林知墨笑道:“没事,是不是元雪找你说话?”
“嗯,元雪以前在析城见过我,适才认出我来了,就和我说了几句。”
“适才好险,幸好她没有认出我。”林知墨呼了一口吻,要不是自己脸上的斑不见了,预计元雪已经猜出了她的身份。
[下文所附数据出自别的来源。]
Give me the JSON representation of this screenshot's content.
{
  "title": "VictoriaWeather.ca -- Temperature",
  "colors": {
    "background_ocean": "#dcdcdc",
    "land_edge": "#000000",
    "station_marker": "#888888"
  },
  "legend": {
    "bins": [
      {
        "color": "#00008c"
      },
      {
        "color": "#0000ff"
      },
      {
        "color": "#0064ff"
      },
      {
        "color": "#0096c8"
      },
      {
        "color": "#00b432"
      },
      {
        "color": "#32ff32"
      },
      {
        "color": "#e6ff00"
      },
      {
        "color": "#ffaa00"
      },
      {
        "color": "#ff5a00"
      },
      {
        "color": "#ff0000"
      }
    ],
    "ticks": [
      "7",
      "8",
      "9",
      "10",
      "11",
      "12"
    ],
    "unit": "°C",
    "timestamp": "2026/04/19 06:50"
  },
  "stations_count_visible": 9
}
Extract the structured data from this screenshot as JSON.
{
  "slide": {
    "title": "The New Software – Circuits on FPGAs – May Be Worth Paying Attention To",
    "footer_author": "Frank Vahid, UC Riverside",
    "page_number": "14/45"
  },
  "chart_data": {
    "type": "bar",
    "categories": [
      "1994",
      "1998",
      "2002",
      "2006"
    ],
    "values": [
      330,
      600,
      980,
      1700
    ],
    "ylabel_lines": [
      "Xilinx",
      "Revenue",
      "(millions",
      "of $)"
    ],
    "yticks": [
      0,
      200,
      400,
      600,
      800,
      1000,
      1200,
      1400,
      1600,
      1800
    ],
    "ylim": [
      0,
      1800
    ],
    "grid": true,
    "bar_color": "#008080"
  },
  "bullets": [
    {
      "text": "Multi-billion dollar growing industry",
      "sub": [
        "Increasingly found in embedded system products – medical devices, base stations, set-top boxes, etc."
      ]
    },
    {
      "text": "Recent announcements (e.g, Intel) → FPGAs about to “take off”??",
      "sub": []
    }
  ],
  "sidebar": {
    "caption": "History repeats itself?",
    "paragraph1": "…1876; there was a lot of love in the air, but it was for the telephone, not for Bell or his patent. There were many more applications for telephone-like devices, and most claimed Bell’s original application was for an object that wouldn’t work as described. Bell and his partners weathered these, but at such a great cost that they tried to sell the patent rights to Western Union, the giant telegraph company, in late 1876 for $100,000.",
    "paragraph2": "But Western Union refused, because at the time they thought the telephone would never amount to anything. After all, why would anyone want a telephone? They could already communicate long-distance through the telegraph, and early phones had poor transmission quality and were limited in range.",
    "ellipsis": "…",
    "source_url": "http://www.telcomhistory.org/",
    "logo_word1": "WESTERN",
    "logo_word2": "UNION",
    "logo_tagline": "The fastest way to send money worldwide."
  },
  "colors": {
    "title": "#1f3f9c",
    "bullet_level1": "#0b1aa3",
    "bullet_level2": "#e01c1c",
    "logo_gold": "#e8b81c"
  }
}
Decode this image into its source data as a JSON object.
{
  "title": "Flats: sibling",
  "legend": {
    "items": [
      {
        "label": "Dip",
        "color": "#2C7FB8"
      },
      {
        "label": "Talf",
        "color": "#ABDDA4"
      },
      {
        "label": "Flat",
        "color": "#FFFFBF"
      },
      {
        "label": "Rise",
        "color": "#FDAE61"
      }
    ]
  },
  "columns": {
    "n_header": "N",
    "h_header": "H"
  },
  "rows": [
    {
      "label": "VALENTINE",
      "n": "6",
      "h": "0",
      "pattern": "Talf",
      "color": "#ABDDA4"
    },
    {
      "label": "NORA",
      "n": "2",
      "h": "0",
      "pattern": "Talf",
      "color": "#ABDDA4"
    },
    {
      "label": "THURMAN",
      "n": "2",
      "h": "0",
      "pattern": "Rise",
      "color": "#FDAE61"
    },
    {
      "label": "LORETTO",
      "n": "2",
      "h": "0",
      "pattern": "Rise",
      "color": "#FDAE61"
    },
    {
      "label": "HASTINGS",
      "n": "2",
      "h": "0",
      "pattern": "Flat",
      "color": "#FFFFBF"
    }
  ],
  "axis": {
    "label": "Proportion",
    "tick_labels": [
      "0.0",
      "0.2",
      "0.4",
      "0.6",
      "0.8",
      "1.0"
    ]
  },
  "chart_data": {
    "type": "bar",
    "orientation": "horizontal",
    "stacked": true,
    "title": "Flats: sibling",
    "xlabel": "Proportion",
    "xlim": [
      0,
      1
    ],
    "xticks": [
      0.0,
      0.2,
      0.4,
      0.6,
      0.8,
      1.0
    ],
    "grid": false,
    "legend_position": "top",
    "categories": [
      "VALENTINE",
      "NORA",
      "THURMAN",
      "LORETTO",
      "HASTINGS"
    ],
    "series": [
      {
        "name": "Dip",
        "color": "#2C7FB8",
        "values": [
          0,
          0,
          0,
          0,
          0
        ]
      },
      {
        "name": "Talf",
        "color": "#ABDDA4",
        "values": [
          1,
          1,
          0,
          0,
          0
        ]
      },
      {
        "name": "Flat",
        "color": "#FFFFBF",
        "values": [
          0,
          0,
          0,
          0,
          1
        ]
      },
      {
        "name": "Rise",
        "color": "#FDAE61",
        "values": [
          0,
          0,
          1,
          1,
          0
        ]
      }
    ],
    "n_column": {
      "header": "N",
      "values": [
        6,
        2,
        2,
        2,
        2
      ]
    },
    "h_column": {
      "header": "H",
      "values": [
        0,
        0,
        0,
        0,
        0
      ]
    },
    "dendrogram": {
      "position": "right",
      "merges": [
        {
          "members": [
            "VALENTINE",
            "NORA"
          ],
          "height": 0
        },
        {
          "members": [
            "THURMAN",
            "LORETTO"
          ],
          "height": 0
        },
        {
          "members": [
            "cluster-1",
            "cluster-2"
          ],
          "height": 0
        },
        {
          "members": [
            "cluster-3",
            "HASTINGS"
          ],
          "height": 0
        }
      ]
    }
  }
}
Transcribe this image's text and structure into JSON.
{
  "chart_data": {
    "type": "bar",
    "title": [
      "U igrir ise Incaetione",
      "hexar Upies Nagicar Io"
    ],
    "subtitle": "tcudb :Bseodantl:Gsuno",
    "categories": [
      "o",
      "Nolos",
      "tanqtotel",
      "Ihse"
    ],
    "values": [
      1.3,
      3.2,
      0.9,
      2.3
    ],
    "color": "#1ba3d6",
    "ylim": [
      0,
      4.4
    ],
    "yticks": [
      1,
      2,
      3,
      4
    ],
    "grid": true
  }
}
林知墨三番两次地避开元雪,敬鸿有些好奇,憋不住问道:“林女人,你躲着元雪,是不是和她曾经生了间隙?”
“不是,呃...”林知墨又改口,“也算是吧。”
横竖敬鸿和她这么熟了,林知墨就实话实说:“以前我和林椒去析城路上遇到她,她其时对林椒体现出好感,我冒充林椒妻子的身份去说了她一顿,让她死心。”
敬鸿有点想笑,果真是林知墨的做事威风凛凛威风凛凛。
林知墨也有些尴尬:“预计她厥后知道我在撒谎,肯定很恨我,所以我照旧避着她一点好。”
“林女人不必担忧,敬某在此,元雪不敢做什么。”
林知墨可是殿下心爱之人,元雪基础比不了。
“多一事不如少一事,不让她认出来,也就少一小我私家知道我在京城。”林知墨照旧以隐藏身份为优先思量。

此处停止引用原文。